Public Health England guidance on this makes it nigh-on impossible to manage this within special school settings. At the moment, there are children across the country who need these procedures, and who cannot be in school until clearer cross-sector guidance has been released and the capacity created to enable its safe delivery.
Many special schools have NHS nurses to work with students with the most complex needs. But, if a nurse is told to self-isolate, or is sick, there’s no guarantee that you’ll get another nurse instead. So that can leave schools without a nurse for a period of time if there is no capacity in the system.
But it’s not just nurses. Imagine that my physiotherapist says she thinks she has symptoms. If I send her home for a fortnight, nobody can have physiotherapy for that time.
Every day, I’m forced to make really painful decisions between meeting a child’s needs and taking extreme caution over potential infection control.
Gut-wrenching decisions about priorities
Honestly, it’s like a brick in the pit of my stomach, weighing up the potential health risk to everyone – which is uncertain and unknown – against the very concrete risk of taking a cautious approach.
My guess is that special schools will end up with reduced capacity, by sheer virtue of the effects of self-isolation. We’re not usually in a position to bring in supply teachers, as other schools might. Staff are not as interchangeable when there are specialist functions to be carried out. And, of course, any delay in test results just exacerbates that.
Again, it means these absolutely gut-wrenching decisions about priorities, on a day-to-day basis. And this hasn’t been officially acknowledged as a possibility, so there’s no decision tree for that.
On a given day, if I can’t run my school at fully capacity safely, I have to make decisions about who can be in. So I’m exposing myself to risk and censure. Really, you need the wisdom of Solomon, every day.

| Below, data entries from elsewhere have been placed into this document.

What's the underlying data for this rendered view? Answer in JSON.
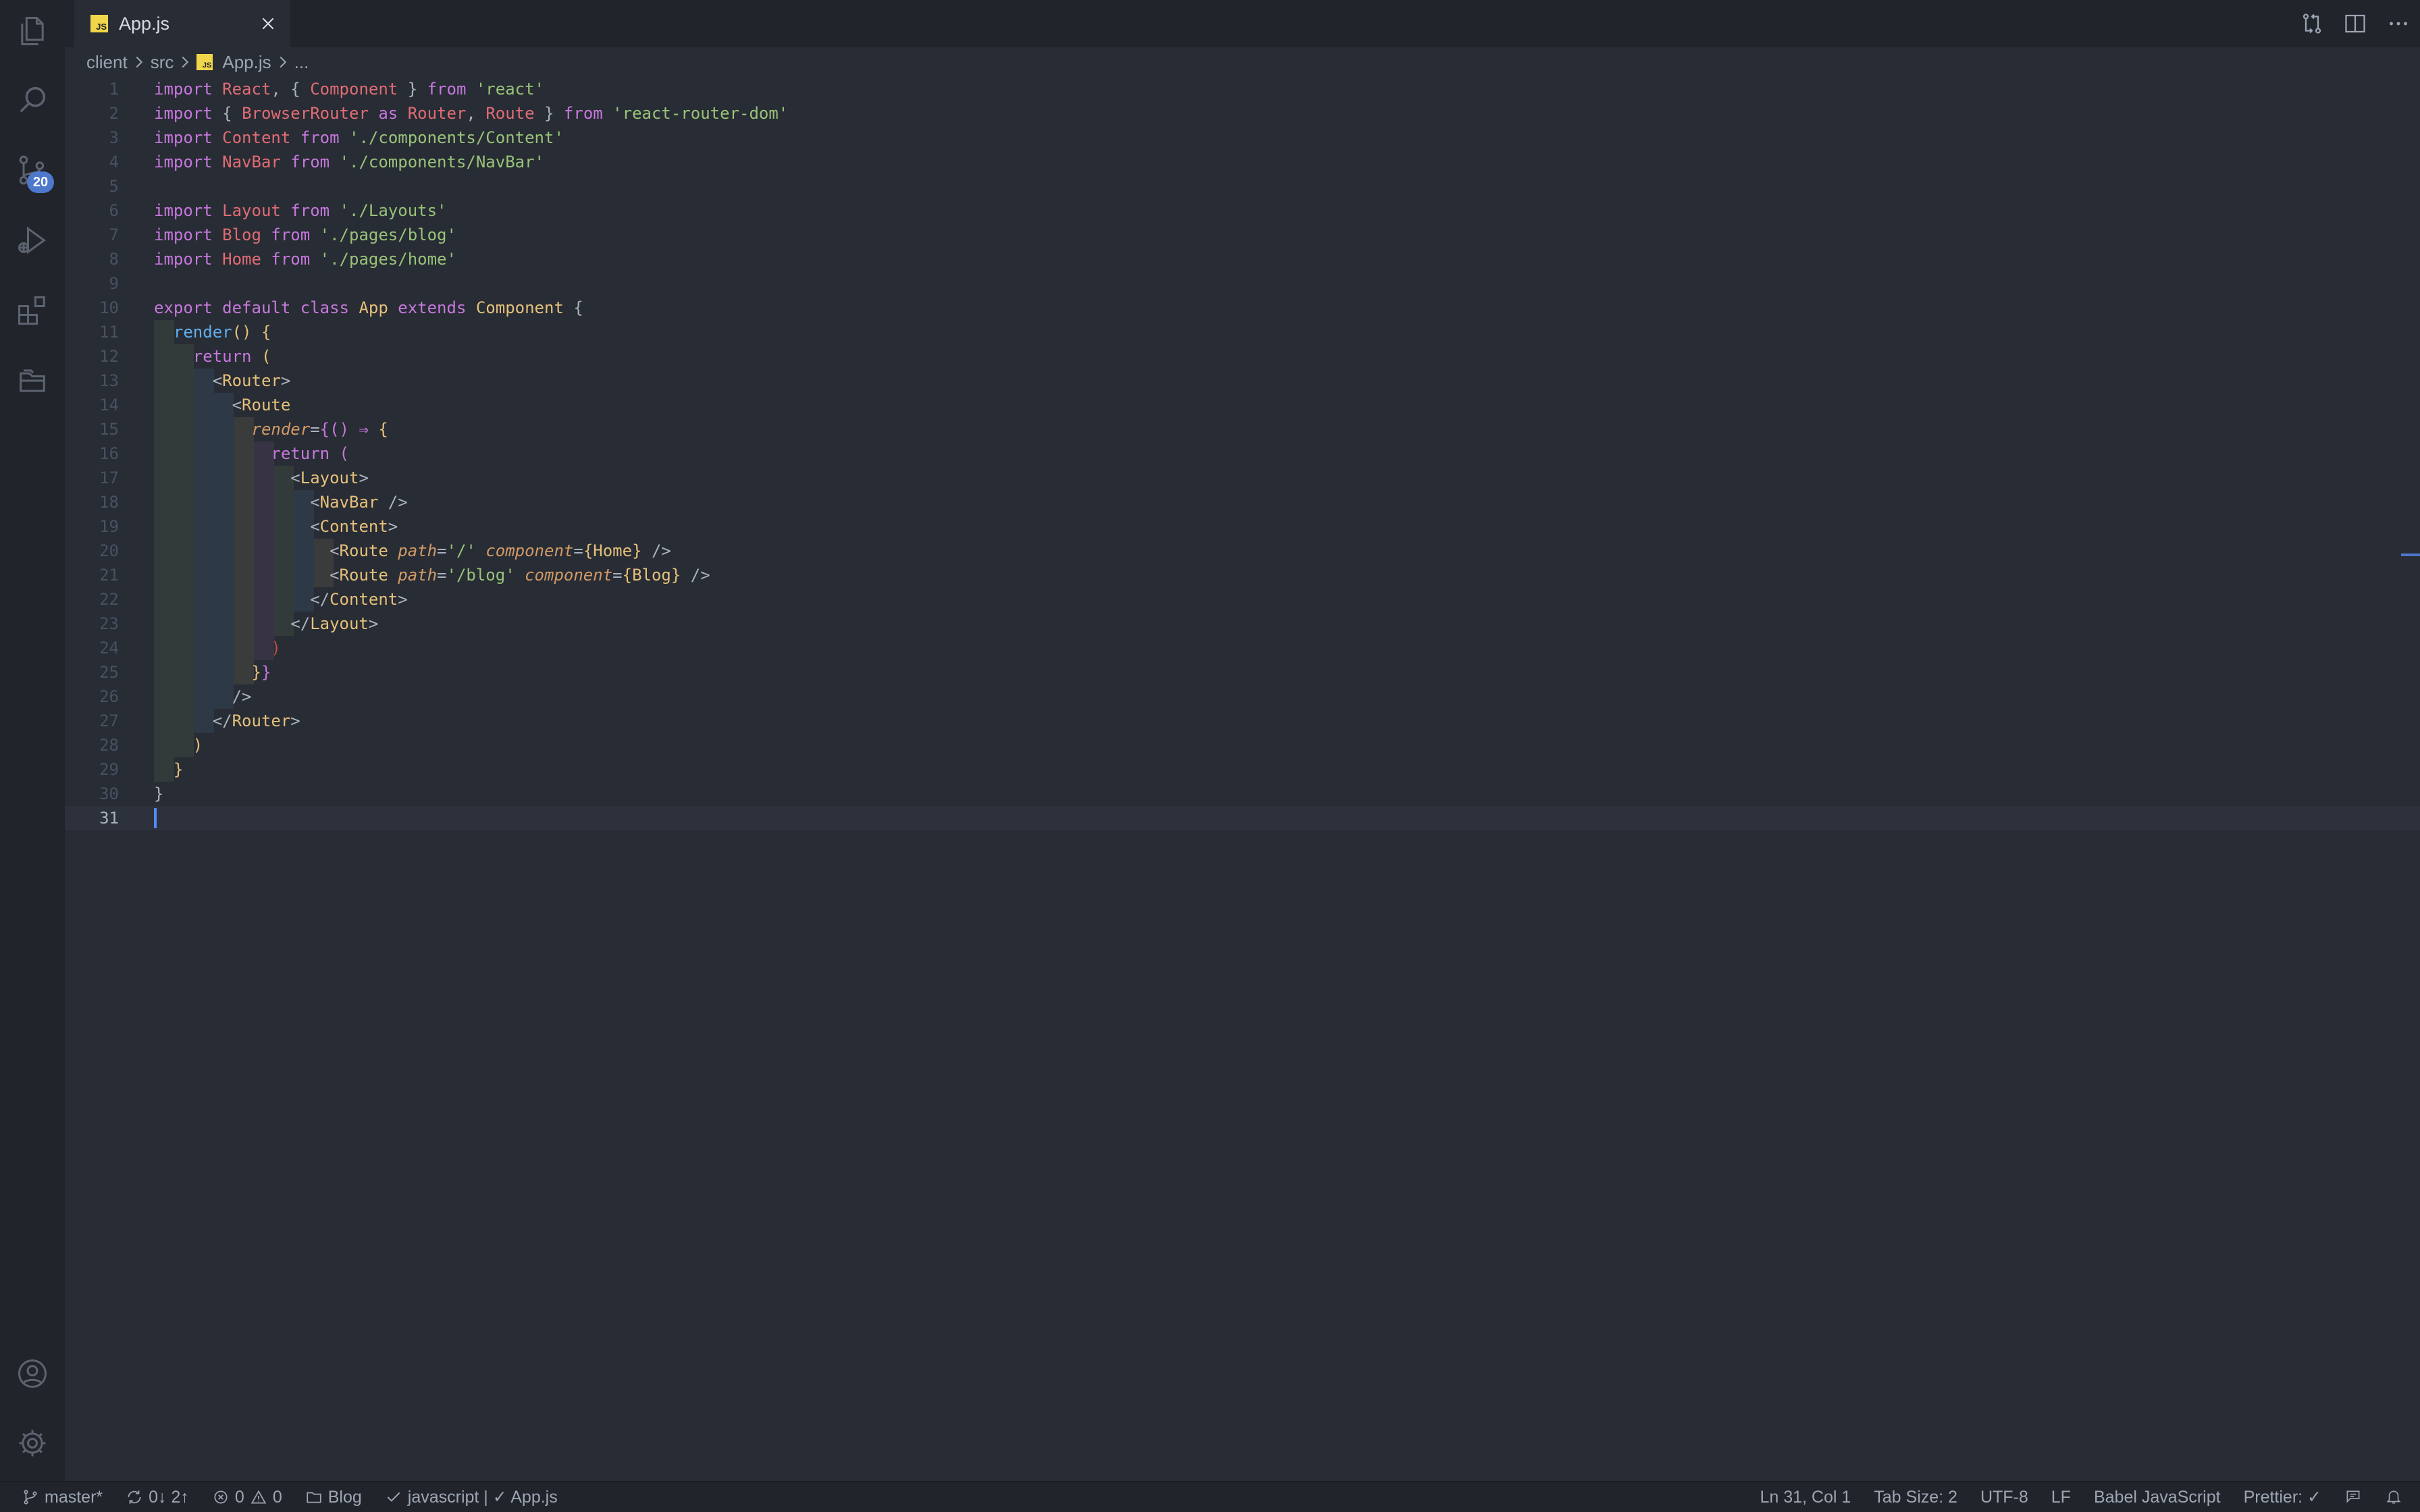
{
  "activity_bar": {
    "items": [
      {
        "name": "explorer",
        "icon": "files-icon"
      },
      {
        "name": "search",
        "icon": "search-icon"
      },
      {
        "name": "source-control",
        "icon": "source-control-icon",
        "badge": "20"
      },
      {
        "name": "run-debug",
        "icon": "run-debug-icon"
      },
      {
        "name": "extensions",
        "icon": "extensions-icon"
      },
      {
        "name": "project-manager",
        "icon": "folders-icon"
      }
    ],
    "bottom": [
      {
        "name": "accounts",
        "icon": "account-icon"
      },
      {
        "name": "manage",
        "icon": "gear-icon"
      }
    ]
  },
  "tabs": [
    {
      "label": "App.js",
      "language_badge": "JS",
      "active": true
    }
  ],
  "editor_actions": [
    "open-changes-icon",
    "split-editor-icon",
    "more-actions-icon"
  ],
  "breadcrumb": {
    "parts": [
      "client",
      "src",
      "App.js",
      "..."
    ]
  },
  "editor": {
    "current_line": 31,
    "lines": [
      "1",
      "2",
      "3",
      "4",
      "5",
      "6",
      "7",
      "8",
      "9",
      "10",
      "11",
      "12",
      "13",
      "14",
      "15",
      "16",
      "17",
      "18",
      "19",
      "20",
      "21",
      "22",
      "23",
      "24",
      "25",
      "26",
      "27",
      "28",
      "29",
      "30",
      "31"
    ],
    "code": [
      [
        [
          "kw",
          "import "
        ],
        [
          "var",
          "React"
        ],
        [
          "punc",
          ", { "
        ],
        [
          "var",
          "Component"
        ],
        [
          "punc",
          " } "
        ],
        [
          "kw",
          "from "
        ],
        [
          "str",
          "'react'"
        ]
      ],
      [
        [
          "kw",
          "import "
        ],
        [
          "punc",
          "{ "
        ],
        [
          "var",
          "BrowserRouter"
        ],
        [
          "kw",
          " as "
        ],
        [
          "var",
          "Router"
        ],
        [
          "punc",
          ", "
        ],
        [
          "var",
          "Route"
        ],
        [
          "punc",
          " } "
        ],
        [
          "kw",
          "from "
        ],
        [
          "str",
          "'react-router-dom'"
        ]
      ],
      [
        [
          "kw",
          "import "
        ],
        [
          "var",
          "Content"
        ],
        [
          "kw",
          " from "
        ],
        [
          "str",
          "'./components/Content'"
        ]
      ],
      [
        [
          "kw",
          "import "
        ],
        [
          "var",
          "NavBar"
        ],
        [
          "kw",
          " from "
        ],
        [
          "str",
          "'./components/NavBar'"
        ]
      ],
      [],
      [
        [
          "kw",
          "import "
        ],
        [
          "var",
          "Layout"
        ],
        [
          "kw",
          " from "
        ],
        [
          "str",
          "'./Layouts'"
        ]
      ],
      [
        [
          "kw",
          "import "
        ],
        [
          "var",
          "Blog"
        ],
        [
          "kw",
          " from "
        ],
        [
          "str",
          "'./pages/blog'"
        ]
      ],
      [
        [
          "kw",
          "import "
        ],
        [
          "var",
          "Home"
        ],
        [
          "kw",
          " from "
        ],
        [
          "str",
          "'./pages/home'"
        ]
      ],
      [],
      [
        [
          "kw",
          "export default class "
        ],
        [
          "cls",
          "App"
        ],
        [
          "kw",
          " extends "
        ],
        [
          "cls",
          "Component"
        ],
        [
          "punc",
          " {"
        ]
      ],
      [
        [
          "punc",
          "  "
        ],
        [
          "fn",
          "render"
        ],
        [
          "b1",
          "()"
        ],
        [
          "punc",
          " "
        ],
        [
          "b1",
          "{"
        ]
      ],
      [
        [
          "punc",
          "    "
        ],
        [
          "kw",
          "return "
        ],
        [
          "b1",
          "("
        ]
      ],
      [
        [
          "punc",
          "      <"
        ],
        [
          "cls",
          "Router"
        ],
        [
          "punc",
          ">"
        ]
      ],
      [
        [
          "punc",
          "        <"
        ],
        [
          "cls",
          "Route"
        ]
      ],
      [
        [
          "punc",
          "          "
        ],
        [
          "attr",
          "render"
        ],
        [
          "punc",
          "="
        ],
        [
          "b2",
          "{"
        ],
        [
          "b2",
          "()"
        ],
        [
          "op",
          " ⇒ "
        ],
        [
          "b1",
          "{"
        ]
      ],
      [
        [
          "punc",
          "            "
        ],
        [
          "kw",
          "return "
        ],
        [
          "b2",
          "("
        ]
      ],
      [
        [
          "punc",
          "              <"
        ],
        [
          "cls",
          "Layout"
        ],
        [
          "punc",
          ">"
        ]
      ],
      [
        [
          "punc",
          "                <"
        ],
        [
          "cls",
          "NavBar"
        ],
        [
          "punc",
          " />"
        ]
      ],
      [
        [
          "punc",
          "                <"
        ],
        [
          "cls",
          "Content"
        ],
        [
          "punc",
          ">"
        ]
      ],
      [
        [
          "punc",
          "                  <"
        ],
        [
          "cls",
          "Route"
        ],
        [
          "punc",
          " "
        ],
        [
          "attr",
          "path"
        ],
        [
          "punc",
          "="
        ],
        [
          "str",
          "'/'"
        ],
        [
          "punc",
          " "
        ],
        [
          "attr",
          "component"
        ],
        [
          "punc",
          "="
        ],
        [
          "b1",
          "{"
        ],
        [
          "cls",
          "Home"
        ],
        [
          "b1",
          "}"
        ],
        [
          "punc",
          " />"
        ]
      ],
      [
        [
          "punc",
          "                  <"
        ],
        [
          "cls",
          "Route"
        ],
        [
          "punc",
          " "
        ],
        [
          "attr",
          "path"
        ],
        [
          "punc",
          "="
        ],
        [
          "str",
          "'/blog'"
        ],
        [
          "punc",
          " "
        ],
        [
          "attr",
          "component"
        ],
        [
          "punc",
          "="
        ],
        [
          "b1",
          "{"
        ],
        [
          "cls",
          "Blog"
        ],
        [
          "b1",
          "}"
        ],
        [
          "punc",
          " />"
        ]
      ],
      [
        [
          "punc",
          "                </"
        ],
        [
          "cls",
          "Content"
        ],
        [
          "punc",
          ">"
        ]
      ],
      [
        [
          "punc",
          "              </"
        ],
        [
          "cls",
          "Layout"
        ],
        [
          "punc",
          ">"
        ]
      ],
      [
        [
          "punc",
          "            "
        ],
        [
          "bad",
          ")"
        ]
      ],
      [
        [
          "punc",
          "          "
        ],
        [
          "b1",
          "}"
        ],
        [
          "b2",
          "}"
        ]
      ],
      [
        [
          "punc",
          "        />"
        ]
      ],
      [
        [
          "punc",
          "      </"
        ],
        [
          "cls",
          "Router"
        ],
        [
          "punc",
          ">"
        ]
      ],
      [
        [
          "punc",
          "    "
        ],
        [
          "b1",
          ")"
        ]
      ],
      [
        [
          "punc",
          "  "
        ],
        [
          "b1",
          "}"
        ]
      ],
      [
        [
          "punc",
          "}"
        ]
      ],
      []
    ]
  },
  "status_bar": {
    "branch": "master*",
    "sync": "0↓ 2↑",
    "errors": "0",
    "warnings": "0",
    "project": "Blog",
    "linter": "javascript | ✓ App.js",
    "cursor_position": "Ln 31, Col 1",
    "tab_size": "Tab Size: 2",
    "encoding": "UTF-8",
    "eol": "LF",
    "language": "Babel JavaScript",
    "formatter": "Prettier: ✓"
  }
}
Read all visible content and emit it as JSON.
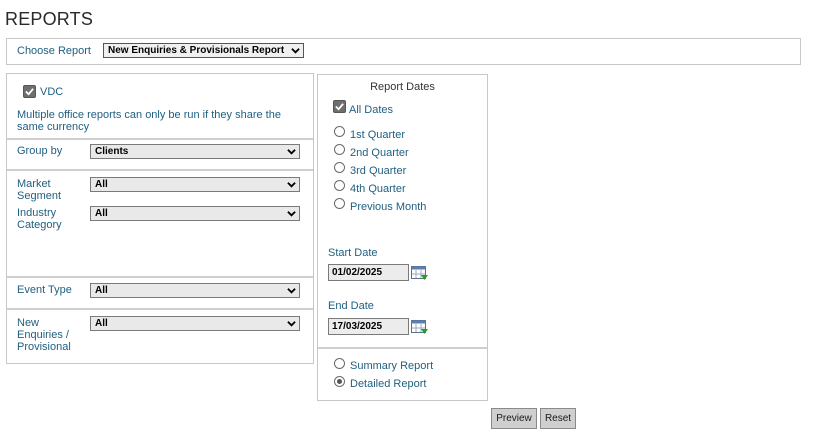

We also have issues with school transport. Mainstream school buses have high ceilings and natural spacing; they’ll often have two decks. For special schools, our children generally come to school in a minibus or a taxi. It’s a very different scenario, in terms of spacing: I’m sure the person-to-space ratio is much smaller. Children are riding side by side. And many children with special educational needs and disabilities are exempt from wearing face coverings.
Nobody cares
Our buses require escorts: they’re the backbone of the system. It’s a minimum-wage job, for two to three hours a day, so a lot of the escorts are pensioners, and therefore vulnerable. The buses can’t work without the escorts, and you can’t rustle up escorts overnight. So there’s a real fragility in the system there.
What we need is an urgent recognition that special schools are just that: special. And we need more specific, tailored guidance with a much more realistic acknowledgement of the inevitability of the various sector-specific scenarios we face.
Our local-authority staff are working flat-out to support us and they, too, need and deserve the clarity at national level to understand how best to manage the challenges. And we need a very significant injection of funding, to facilitate an appropriate response to this crisis, which does not compound the disadvantages of our children or leave special schools and local authorities in financial hardship for years to come.
I loathe hearing myself recite this litany of woes. I love my job. I bounced back into school at the start of term. It’s the best job in the world. It’s the privilege of a lifetime to do it. But we do feel forgotten – and our parents and families absolutely do, too.
When you care for a child with additional needs, no matter how mild or severe, you often feel that you are in a battle with the authorities. That can make parents and carers very angry. But who can blame them?
I’ve seen it with my own eyes: the world doesn’t have a clue what we do. And I’m not sure they really care. I feel more lonely and invisible than I’ve ever felt in my whole career. It’s not a nice place to be.